このアイデアは「川」をみつめることから生まれました。市域の約10%を占める「川」の水面をいかすことが、大阪の都市景観づくりにもっともふさわしいと考え、川そのものを光でうめる「天の川」へと発想が繋がりました。
一方、大阪には水の祭典「天神祭」があり、地元・天満は“天(星)満る地”が由来で、天神祭はその昔七夕の日を始まりとしており、今日、天満宮では七夕の故事を今に伝える「星愛七夕まつり」が行われています。この歴史文化的背景から、「天の川」の最初の開催地は大阪・天満が最適だと考えました。
「平成OSAKA天の川伝説」はこのような必然性から、この地域の皆様、なかでも日本一長い天神橋筋商店街の皆様のご理解とご協力を核に、市民からの参加を得て実施しました。2009年は初の試みなので、実験と位置づけていのり星2万個を大川に放流しました。

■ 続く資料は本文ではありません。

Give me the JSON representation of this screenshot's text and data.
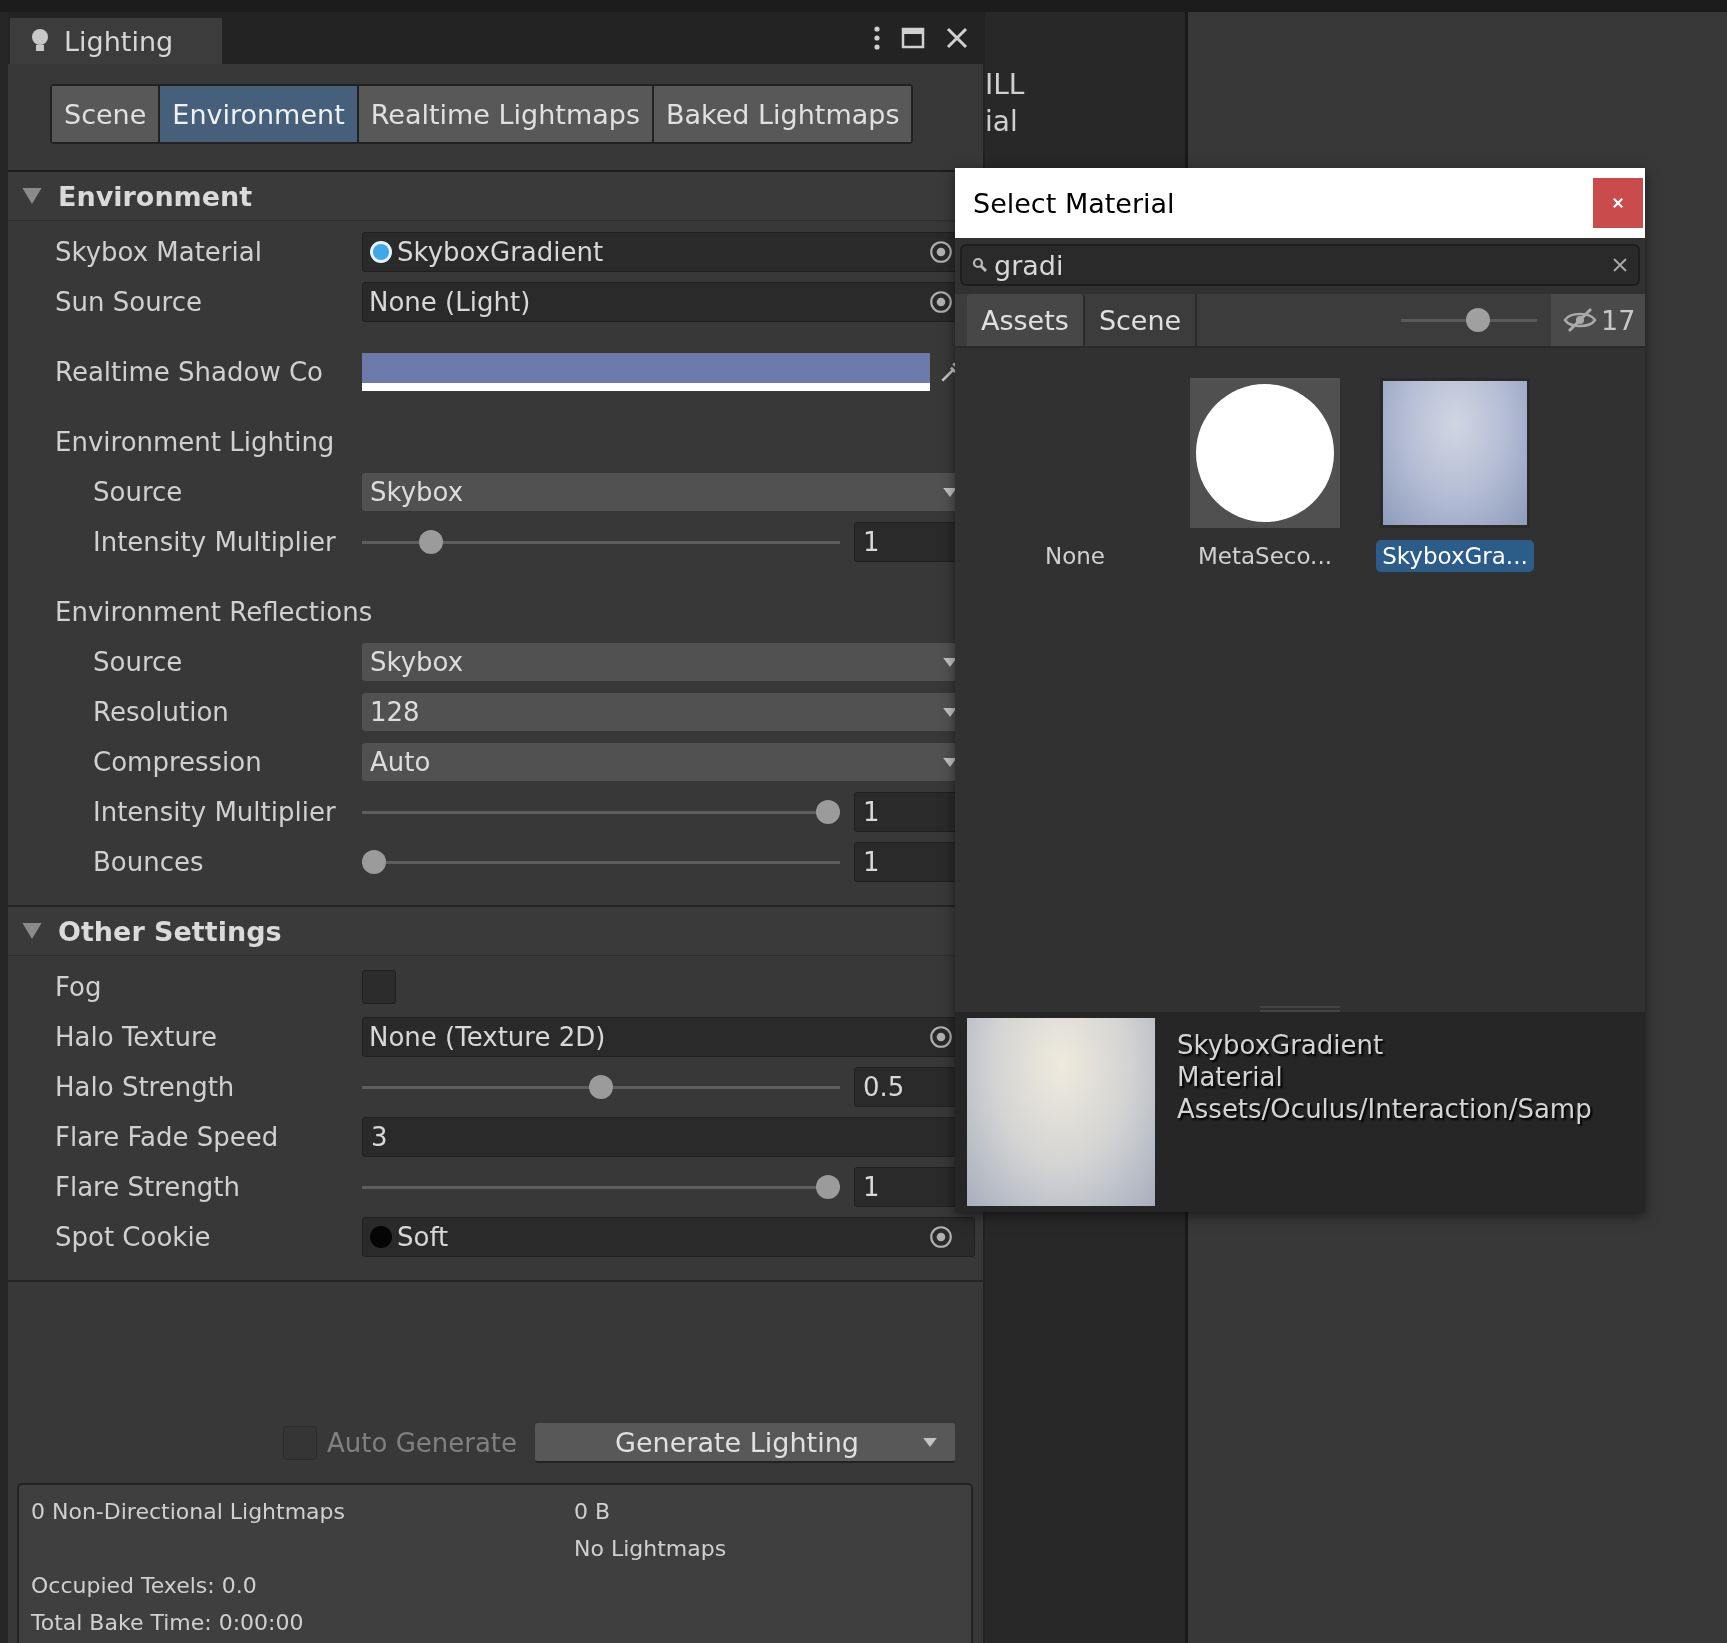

今年から、願いごとを記入する「天の川短冊」の用紙は「レイクパピルス」を使用しています。「レイクパピルス」をどんどん使うことによって琵琶湖の葦(ヨシ)の利用を促進し、水質浄化の一助にします。「天の川短冊」(葦パルプ20%含有紙)1枚で約54リットルの琵琶湖の水が浄化されます。
葦はイネ科の多年草で、湖沼や河川の浅いところに生え、春に新芽を出し夏から秋にかけて穂をだし、冬には枯れます。昔は葦の茎でつくった簾(すだれ)が夏の暑さをやわらげると、需要がありましたが、近年葦の需要は激減し刈り取らずに放置されることが増えていました。刈り取らずに冬に枯れると、ヘドロとなり水質悪化の元となってしまいます。
つまり、葦はきちんと刈り取る必要があるのです。
また、葦に水質浄化能力があることがわかっています。葦の水質浄化能力とは窒素・リンの除去能力のことで、安土・八幡水郷地区での調査では、葦1本あたり約2トンの窒素・リンを吸収する力があることがわかりました。

「いのり星」はリユースを原則としています。
2010年は、2009年に使った「いのり星」を再利用するほか、新たにタッチオン・オフ式「いのり星」を製作します。

- 2009年の「いのり星」ではアルカリ電池とリチウムコイン電池をそれぞれ2万個使用し、すべて適切に廃棄しました。
※わが国では1995年に水銀電池が生産中止されています。(社団法人電池工業会HP参照)
- 2010年型「いのり星」は一次電池を使用しますが、近い将来の2次電池(充電池)への全面転換にも対応できるカタチを目指し、より環境負荷の少ない熱源開発を検討していきます。

放流した「いのり星」はNPO法人大阪水上安全協会、大阪市環境局の協力を得て完全回収します。

「平成OSAKA天の川伝説2010」は、大阪市が推進するライトダウンキャンペーンの取組に賛同し、これを広く浸透させるために協働します。
大阪市では、6月21日(月)と7月7日(水)の2日間、御堂筋沿道や中之島地域等の事業所に対してビルや広告塔等のライトアップ施設の消灯を呼び掛けており、7月7日には、「平成OSAKA天の川伝説」との連携イベント「おおさかライトダウン」が開催されます。
詳細は、決定次第お伝えします。しばらくお待ち下さい。

関係各機関との協議を経て、会場周辺の安全運営に努めます。
利用水域及び、周辺エリアの清掃を行います。